Maïlys Masimbert, mis à jour le 17.10.2013 à 16 h 34

Will the real Banksy please stand up ? Duncan Hulll via FlickrCC License by

Will the real Banksy please stand up ? Duncan Hulll via FlickrCC License by

En l’espace d’une semaine, deux photos (ici et ) ont surgi dans les médias, censées lever –une nouvelle fois– le voile sur la mystérieuse identité de Banksy, le street artiste actuellement en résidence à New York. Alors que le sujet réapparait dans la presse à intervalles réguliers, il y aurait tout de même quelques raisons de ne pas vouloir savoir qui se cache derrière Banksy.

D’abord, «parce que c’est bien entendu beaucoup plus drôle de penser à un espèce de Warhol masqué», répond Salon dans un article de 2011. L’artiste est partout et nulle part à la fois, c’est ce qui plaît. Et ce ne sont pas les New-Yorkais qui découvrent de jour en jour de nouvelles œuvres de Banksy dans des lieux différents qui diront le contraire. Ce jeu de piste géant a quelque chose d’amusant.

Ensuite, parce qu’on pourrait bien être déçu de ce que l’on pourrait découvrir. Le Daily Mail avait publié en 2008 un article, résultat d’un an d’enquête sur l’identité de Banksy. Il en était arrivé à la conclusion que l’artiste s’appelait Robin Gunningham, 34 ans à l’époque. Il aurait fréquenté une école privée de Bristol, ce qui pourrait «choquer les fans de l’artiste, adeptes de son positionnement contestataire». Banksy serait un homme normal, et pas «un personnage de fiction», se moquait alors The Guardian:

«A quoi vous attendiez-vous? Que parce qu’il avait commencé par les graffitis et qu’il avait évolué dans le monde du street art, il habitait dans un HLM, portait un pull à capuche et avait un couteau?»

Il faut aussi reconnaître que le tapage autour de son anonymat n’a vraiment démarré qu’à partir du moment où l’artiste a commencé à être connu. Mais pas avant.

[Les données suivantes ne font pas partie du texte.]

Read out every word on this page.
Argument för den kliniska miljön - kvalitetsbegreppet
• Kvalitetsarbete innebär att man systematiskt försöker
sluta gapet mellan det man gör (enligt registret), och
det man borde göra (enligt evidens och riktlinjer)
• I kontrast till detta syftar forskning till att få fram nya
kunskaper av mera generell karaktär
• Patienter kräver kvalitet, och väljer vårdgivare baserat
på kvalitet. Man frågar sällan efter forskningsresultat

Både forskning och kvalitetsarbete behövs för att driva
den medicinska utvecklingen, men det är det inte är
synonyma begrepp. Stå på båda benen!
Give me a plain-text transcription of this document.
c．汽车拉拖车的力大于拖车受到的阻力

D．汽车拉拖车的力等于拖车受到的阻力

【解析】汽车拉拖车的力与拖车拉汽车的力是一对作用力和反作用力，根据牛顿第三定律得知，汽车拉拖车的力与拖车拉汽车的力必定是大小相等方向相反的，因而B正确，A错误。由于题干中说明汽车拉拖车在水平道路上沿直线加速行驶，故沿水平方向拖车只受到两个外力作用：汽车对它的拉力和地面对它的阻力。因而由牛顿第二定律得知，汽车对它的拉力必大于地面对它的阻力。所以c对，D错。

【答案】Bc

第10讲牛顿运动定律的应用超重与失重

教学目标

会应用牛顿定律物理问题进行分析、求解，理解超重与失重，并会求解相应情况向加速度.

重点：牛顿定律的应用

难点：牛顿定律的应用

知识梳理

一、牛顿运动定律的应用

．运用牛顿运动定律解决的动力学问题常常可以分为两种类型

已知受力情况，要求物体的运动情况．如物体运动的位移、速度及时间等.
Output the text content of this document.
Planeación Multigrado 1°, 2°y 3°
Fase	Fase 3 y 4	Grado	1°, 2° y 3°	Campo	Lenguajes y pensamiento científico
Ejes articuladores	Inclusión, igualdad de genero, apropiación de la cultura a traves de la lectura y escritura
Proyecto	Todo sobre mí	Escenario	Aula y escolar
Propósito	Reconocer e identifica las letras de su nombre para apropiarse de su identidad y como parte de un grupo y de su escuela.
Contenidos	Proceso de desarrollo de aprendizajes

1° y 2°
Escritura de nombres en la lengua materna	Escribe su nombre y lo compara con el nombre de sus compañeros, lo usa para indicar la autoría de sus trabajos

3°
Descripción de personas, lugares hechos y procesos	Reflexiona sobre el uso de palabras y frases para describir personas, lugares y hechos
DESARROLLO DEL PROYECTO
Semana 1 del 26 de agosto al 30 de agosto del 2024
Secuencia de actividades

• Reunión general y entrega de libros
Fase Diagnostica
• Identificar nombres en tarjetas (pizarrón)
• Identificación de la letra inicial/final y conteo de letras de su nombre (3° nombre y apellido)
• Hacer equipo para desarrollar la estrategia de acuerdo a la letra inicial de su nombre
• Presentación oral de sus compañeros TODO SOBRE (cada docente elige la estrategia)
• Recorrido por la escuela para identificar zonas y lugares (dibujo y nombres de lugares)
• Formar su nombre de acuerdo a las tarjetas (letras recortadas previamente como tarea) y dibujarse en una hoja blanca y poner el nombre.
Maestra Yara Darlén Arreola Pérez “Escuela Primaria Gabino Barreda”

Ce battage, qui tourne «plus autour de la célébrité et de l’argent, que de l’art», regrette The Guardian, fait parfois passer aux oubliettes les œuvres en elles-mêmes. Pour autant, en termes de visibilité et de popularité, le pari est réussi:

 «C’est une bonne stratégie marketing que l’artiste lui-même est en train d’appliquer en restant silencieux.»

Une stratégie qui agace jusque dans les rangs des artistes de rue, et notamment l’un de ses adversaires, King Robbo. Brouillés depuis leur rencontre, raconte le blog Sabotagetimes, les deux artistes se livrent une guerre des murs, graff contre pochoir. King Robbo ne cache pas son manque de sympathie envers Banksy:

«Ce n’est qu’un jouet dans les mains d’une équipe de relations publiques.»

Si cela devait s’avérer être le cas, il faudrait quand même noter que la stratégie est réussie. On a vu tellement de photos et entendu tellement d’hypothèses à propos de l’identité du Britannique, que même si on nous le présentait, on arriverait encore à ne pas y croire, remarque Salon.

La conclusion revient au Guardian:

«La question n’est pas de savoir qui est Banksy mais bien: quelle importance cela peut-il avoir?»